SFR-Embedding-2_R
Property | Value |
---|---|
Parameter Count | 7.11B |
License | CC-BY-NC-4.0 |
Tensor Type | BF16 |
Language | English |
What is SFR-Embedding-2_R?
SFR-Embedding-2_R is an advanced text embedding model developed by Salesforce Research, designed specifically for research applications. Building upon their previous SFR-Embedding work, this model represents a significant advancement in text embedding technology, utilizing a multi-stage training approach to achieve superior performance across various natural language processing tasks.
Implementation Details
The model implements a sophisticated architecture optimized for generating high-quality text embeddings. It supports a maximum sequence length of 4096 tokens and uses BF16 precision for efficient computation. The model can be easily integrated using either the Transformers library or Sentence Transformers framework.

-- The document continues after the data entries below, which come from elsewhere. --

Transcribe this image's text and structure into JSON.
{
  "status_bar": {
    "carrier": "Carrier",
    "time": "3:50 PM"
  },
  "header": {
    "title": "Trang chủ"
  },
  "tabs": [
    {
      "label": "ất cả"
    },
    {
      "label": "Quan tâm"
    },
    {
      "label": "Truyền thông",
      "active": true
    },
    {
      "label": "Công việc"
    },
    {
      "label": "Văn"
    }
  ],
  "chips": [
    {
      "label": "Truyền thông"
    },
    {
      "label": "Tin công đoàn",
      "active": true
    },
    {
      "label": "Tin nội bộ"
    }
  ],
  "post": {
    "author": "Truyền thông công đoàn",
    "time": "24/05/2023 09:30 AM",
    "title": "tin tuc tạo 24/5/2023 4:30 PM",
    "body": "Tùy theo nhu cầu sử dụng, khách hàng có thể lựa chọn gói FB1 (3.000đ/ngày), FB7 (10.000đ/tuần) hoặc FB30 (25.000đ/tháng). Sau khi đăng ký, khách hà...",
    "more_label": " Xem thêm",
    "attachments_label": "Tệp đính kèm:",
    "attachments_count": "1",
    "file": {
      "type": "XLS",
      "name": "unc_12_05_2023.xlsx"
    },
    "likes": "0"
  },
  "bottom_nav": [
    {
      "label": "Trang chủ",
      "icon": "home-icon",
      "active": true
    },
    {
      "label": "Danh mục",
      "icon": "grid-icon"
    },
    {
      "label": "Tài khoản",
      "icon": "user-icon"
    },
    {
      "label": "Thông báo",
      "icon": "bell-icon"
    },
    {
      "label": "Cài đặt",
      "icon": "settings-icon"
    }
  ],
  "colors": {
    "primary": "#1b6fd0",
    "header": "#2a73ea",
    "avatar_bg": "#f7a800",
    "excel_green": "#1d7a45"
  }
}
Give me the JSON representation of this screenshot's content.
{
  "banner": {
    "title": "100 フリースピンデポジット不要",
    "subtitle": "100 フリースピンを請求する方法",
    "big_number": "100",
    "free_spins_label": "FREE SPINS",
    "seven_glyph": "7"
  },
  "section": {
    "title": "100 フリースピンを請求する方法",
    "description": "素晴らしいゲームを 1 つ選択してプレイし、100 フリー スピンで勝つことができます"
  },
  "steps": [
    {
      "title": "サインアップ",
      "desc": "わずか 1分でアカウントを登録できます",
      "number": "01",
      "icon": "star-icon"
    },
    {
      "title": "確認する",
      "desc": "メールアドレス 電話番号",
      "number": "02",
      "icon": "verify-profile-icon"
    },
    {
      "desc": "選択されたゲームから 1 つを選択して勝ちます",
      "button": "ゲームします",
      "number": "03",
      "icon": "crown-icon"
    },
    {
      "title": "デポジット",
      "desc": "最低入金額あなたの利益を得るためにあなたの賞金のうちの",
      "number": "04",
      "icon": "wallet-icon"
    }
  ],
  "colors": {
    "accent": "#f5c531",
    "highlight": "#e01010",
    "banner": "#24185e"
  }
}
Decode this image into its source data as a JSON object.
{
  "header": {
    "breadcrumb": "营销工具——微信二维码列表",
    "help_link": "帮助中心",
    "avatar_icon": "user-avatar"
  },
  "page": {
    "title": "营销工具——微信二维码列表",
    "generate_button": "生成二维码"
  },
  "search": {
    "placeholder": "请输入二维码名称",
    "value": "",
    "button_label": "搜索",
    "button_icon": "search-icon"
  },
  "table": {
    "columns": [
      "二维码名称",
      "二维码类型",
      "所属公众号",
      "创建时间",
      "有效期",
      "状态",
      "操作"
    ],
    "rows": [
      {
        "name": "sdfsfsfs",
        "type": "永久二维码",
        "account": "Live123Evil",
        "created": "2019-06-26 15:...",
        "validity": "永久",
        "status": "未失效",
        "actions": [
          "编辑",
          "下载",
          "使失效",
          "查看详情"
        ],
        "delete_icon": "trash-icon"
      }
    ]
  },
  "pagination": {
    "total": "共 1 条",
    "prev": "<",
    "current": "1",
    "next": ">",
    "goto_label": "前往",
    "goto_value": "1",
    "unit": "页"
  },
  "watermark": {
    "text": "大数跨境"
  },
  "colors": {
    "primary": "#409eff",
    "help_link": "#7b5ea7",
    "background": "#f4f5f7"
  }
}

- Instruction-based embedding generation with task-specific prompts
- Last-token pooling strategy for embedding extraction
- Normalized embeddings with cosine similarity scoring
- Support for both query and passage embedding generation
Core Capabilities
- Strong performance on MTEB benchmark tasks
- Excellent results in retrieval tasks (demonstrated by high MAP and MRR scores)
- Robust classification capabilities (90%+ accuracy on various tasks)
- Advanced semantic textual similarity assessment
- Effective clustering and pair classification
Frequently Asked Questions
Q: What makes this model unique?
The model stands out for its multi-stage training approach and ability to handle instruction-based embedding generation, making it particularly effective for research applications. Its large parameter count (7.11B) and sophisticated architecture enable superior performance across a wide range of NLP tasks.
Q: What are the recommended use cases?
The model excels in research applications including text retrieval, semantic similarity analysis, document classification, and clustering tasks. It's particularly well-suited for applications requiring high-quality text embeddings with instruction-based customization.